COMMENTS

Given f, a function of n variables, we define the "inversion of variables", i, by (i.f)(x1,...,xn)=1+f(1+x1,...,1+xn) (we can write (i.f)(x)=1+f(1+x) where the second "1" denotes (1,...,1)). It turns out that if f is monotone, then i.f is also monotone.
On the other hand, a permutation of n elements, p, acts on f by (p.f)(x)=f(p(x)). It turns out that if f is monotone, then p.f is also monotone. Then we define p.i by (p.i)(f)=p.(i.f) and i.p by (i.p)(f)=i.(p.f). If we define a.b by (a.b).f=a.(b.f) for a,b elements of G, it turns out that G={p.i.p, where p is a permutation of n elements} is a group.
In this context, f and g are equivalent if there exists b (an element of G) such that b.f=g. If we need to study monotone Boolean functions, we only need to study a "few" of them.

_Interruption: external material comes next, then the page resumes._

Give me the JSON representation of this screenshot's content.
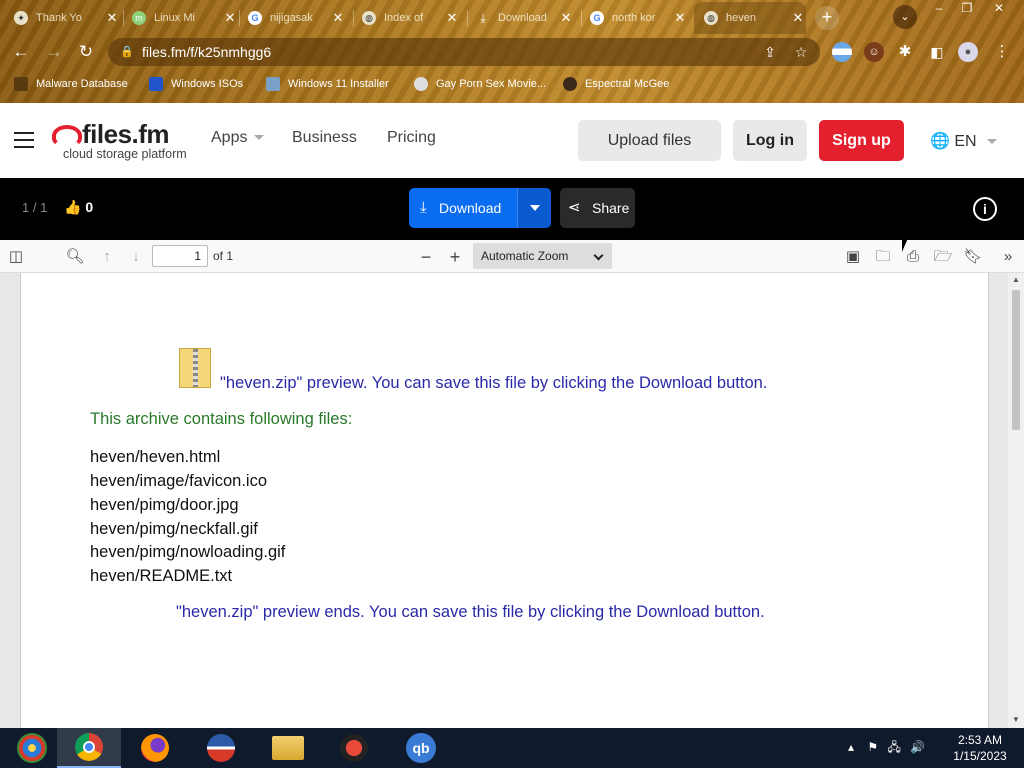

For example, if we want to study monotone Boolean functions of 5 variables (there are 7581 of them) we only need to study 1 of 0 variables, 1 of 1 variable, 1 of 2 variables, 3 of 3 variables, 11 of 4 variables and 95 of five variables (a total of 112 functions). Those functions "generate" all the monotone Boolean functions of 5 variables.